June felt the tears in her eyes. She didn’t know why. Eddie hadn’t mentioned Jacob with any sense of pain, he hadn’t ever told her anything more about his brother. But everything felt fragile right then, everything important teetered, a rounding drop about to fall, glistening with light, an instant before dissolution.
Eddie reached over, caught one tear with a finger that emerged from a graying cast, and June leaned in, and finally, after four years, they kissed. It was as sweet and demanding a sensation as June had ever experienced. And if their lovemaking looked awkward from a distance, with Eddie’s casts, and his bruises, and the difficulty in finding just how to move, just where to embrace, it didn’t feel awkward. It felt tender and absolute, exhilarating and unyielding, inevitable, glorious, terrifying, gentle. And when it was over, they lay tangled on Eddie’s bed, and they kissed more, and they tried to say words, but then they kissed, and they made love again, and this is what they did, pretty much all they did, in those hours—for those days—in which June was in that apartment, and Marshall was at his great-grandmother’s, and Del ran the casino.
June knew that it would end, though she told herself that something would happen. There would be a way; she would take Marshall and go with Eddie. Something. It was not possible that she would never see him again, and they did not speak of it. Then on Friday, Del asked her if she would like to have coffee with him before she went to see Eddie, and Mack asked if she had seen the plans for the new card room. By the time she got to the apartment, Eddie was not there. Some of his clothes were gone, and his wallet; and he was gone too. No note.
8
She was five months pregnant.
It might be Del’s.
She and Eddie had been careful. She and Del had been on the dining room floor. The doctor’s due date split the difference between these events—a perfect split, though she had given him no dates.
It had to be Del’s.
They planned as if it were Del’s.
Del never asked her anything about Eddie.
Of course, she had asked Del. She had gone straight to Del when she found Eddie gone, demanding to know where he was, whether Del had shipped him off, why he had asked her for coffee that morning.
Del had been patient, and then been annoyed, but all he’d said was that they both knew Eddie had to leave—there was never any doubt about it—and didn’t she realize he could have ended up dead?
“Is he alive? Do you know he’s alive?”
“He’s alive.”
“Where?”
“I don’t know where. But he’ll start singing somewhere. We’ll know.”
“Will you tell me?”
“Yes.”
And six weeks later, Del had told her. Eddie was in Cuba. Things were a little different there than they had been, but Havana was still a great place for him. He could work. He’d do well. He’d been smart to get out of the country.
And that’s all Del would ever say. He made it clear he would not speak of Eddie again.
And maybe June could have chipped away at that resolve, but by then, she knew she was pregnant and she was calculating the odds, and wondering whether Del would ask, and wondering what she wanted—what she really wanted—except she knew. She knew the baby had to be Del’s.
She wrote Eddie a letter. Mailed it to a casino in Havana after she overheard a guest saying he was appearing there. She didn’t say much in the letter. Just wanted to know that he would get it, that they would be able to stay in touch.
She thought about the letter every day.

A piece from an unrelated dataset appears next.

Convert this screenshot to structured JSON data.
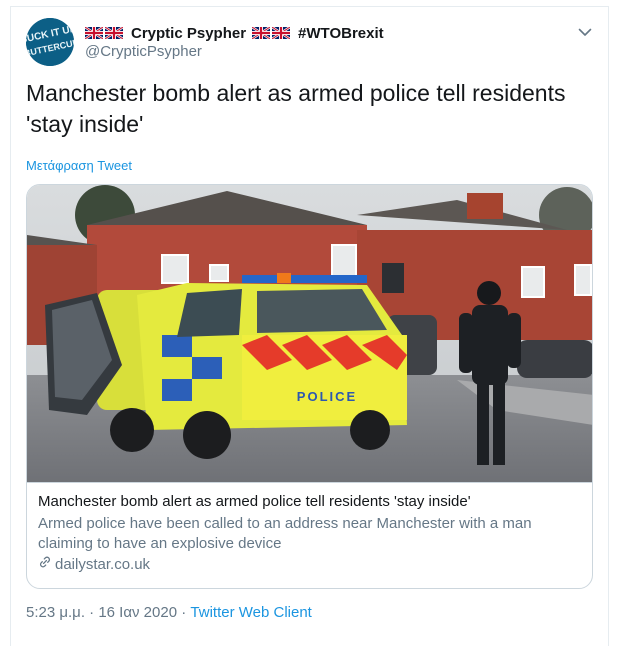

Where it might be, what day it would arrive in Cuba, how long it might take to wind from the casino’s mailroom to Eddie. Did he have a regular gig? Had he appeared only once? Would they know how to forward it to him?
But one day, Del dropped the letter on the desk in the study.
“You can’t write him.”
“How did you get this?”
“No letters.”
She stared at the envelope. It hadn’t been opened. She’d put it in the mail slot to be delivered; how had Del gotten it? But, of course, he could get to any mail in the casino. If he were watching it, if someone at the hotel were watching it. Her face flushed hot.
“I’m not messing around,” Del said. “Eddie Knox is out of our lives. No letters, no phone calls. Don’t cross me on this.”